The LCF is the UK's annual budget on supporting low-carbon technology, designed to avoid rises of consumers' electricity bills.
It supports funding for the outgoing Renewables Obligation Certificates, the Feed-In Tariff for small-scale renewables, and Contracts for Difference (CfDs).
It today's budget announcement, the UK's treasury department said, "The government recognises the need to limit costs to businesses and households as the UK decarbonises its energy supplies.
"The existing levy control framework has helped to control the costs of low carbon subsidies in recent years, and will be replaced by a new set of controls. These will be set out later in the year."
The new system is likely to come in to force beyond 2020, when the current LCF budget expires.
This means three further CfD auctions, with £730 million (€843 million) of funding, are still due to take place before then, with the first expected this year.
Trade body RenewableUK said it hopes to work with the government in forming the new system.
"Energy infrastructure takes time to build. Projects being thought about today will come on line in the 2020s, after the period covered by the LCF expires," said RenewableUK executive director Emma Pinchbeck.
"We need to ensure that developers and investors in wind, wave and tidal energy projects have certainty so that projects can be built, economic returns can flow and consumers can benefit from the low cost of renewables," she said.
The system has been widely criticised in the past few years. Last month an influential group of MPs said the LCF had "suffered from a lack of transparency, rigour and accountability".
The House of Commons Public Accounts Committee said cost forecasting had been poor and the Department for Business, Energy & Industrial Strategy (BEIS), which incorporated the former Department of Energy and Climate Change (Decc), expected to continue the overspend on its budget.

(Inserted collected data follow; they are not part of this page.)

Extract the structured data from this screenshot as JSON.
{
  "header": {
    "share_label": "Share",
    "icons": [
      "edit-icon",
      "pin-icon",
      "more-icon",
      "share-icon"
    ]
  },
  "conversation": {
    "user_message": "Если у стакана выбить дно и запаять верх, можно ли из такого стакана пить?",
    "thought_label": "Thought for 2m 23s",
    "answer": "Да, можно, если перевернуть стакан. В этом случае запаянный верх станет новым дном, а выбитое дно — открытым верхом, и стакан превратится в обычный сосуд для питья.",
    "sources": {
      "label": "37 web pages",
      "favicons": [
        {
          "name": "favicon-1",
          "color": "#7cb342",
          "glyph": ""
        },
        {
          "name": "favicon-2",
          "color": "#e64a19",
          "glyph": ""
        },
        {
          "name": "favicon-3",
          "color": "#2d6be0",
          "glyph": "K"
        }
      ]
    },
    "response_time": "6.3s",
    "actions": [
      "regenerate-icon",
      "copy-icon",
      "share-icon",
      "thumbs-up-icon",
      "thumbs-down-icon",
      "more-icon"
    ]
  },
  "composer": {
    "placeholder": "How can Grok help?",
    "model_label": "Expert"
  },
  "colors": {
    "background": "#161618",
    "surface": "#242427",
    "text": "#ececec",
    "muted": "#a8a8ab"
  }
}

This is likely to add around £110 (€129) to a typical household's yearly energy bill in 2020, putting it £17 a year beyond the original estimate.
In November 2016, an internal review by BEIS of its predecessor DECC's handling of the budget found that poor governance, a lack of transparency, and a tendency to "group think" was at the heart of the failure to correctly forecast pressure on the LCF and prevent overspend.
The government's spending watchdog, the National Audit Office (NAO), was equally critical. In October 2016, it said poor forecasting and higher than expected budget allocation in April 2015 "resulted in a situation in which there is little unallocated budget left for new projects between now and 2020/21".
The report focused on the eight early contracts for large renewable projects — including five offshore projects — awarded in 2014, before the full CfD regime had been established.
The NAO accepted the early projects helped avoid a hiatus in investment and proved that CfDs were investable. But, it argued, this reduced potential for value for money in later projects.
It added that the offshore wind projects could be costing £300 million a year more than necessary.
The report also attacks the lack of visibility on long-term funding, noting that the LCF timescale to 2020/21 has yet to be extended. Investors frequently need to make decisions a decade ahead or more, and their confidence has been hit.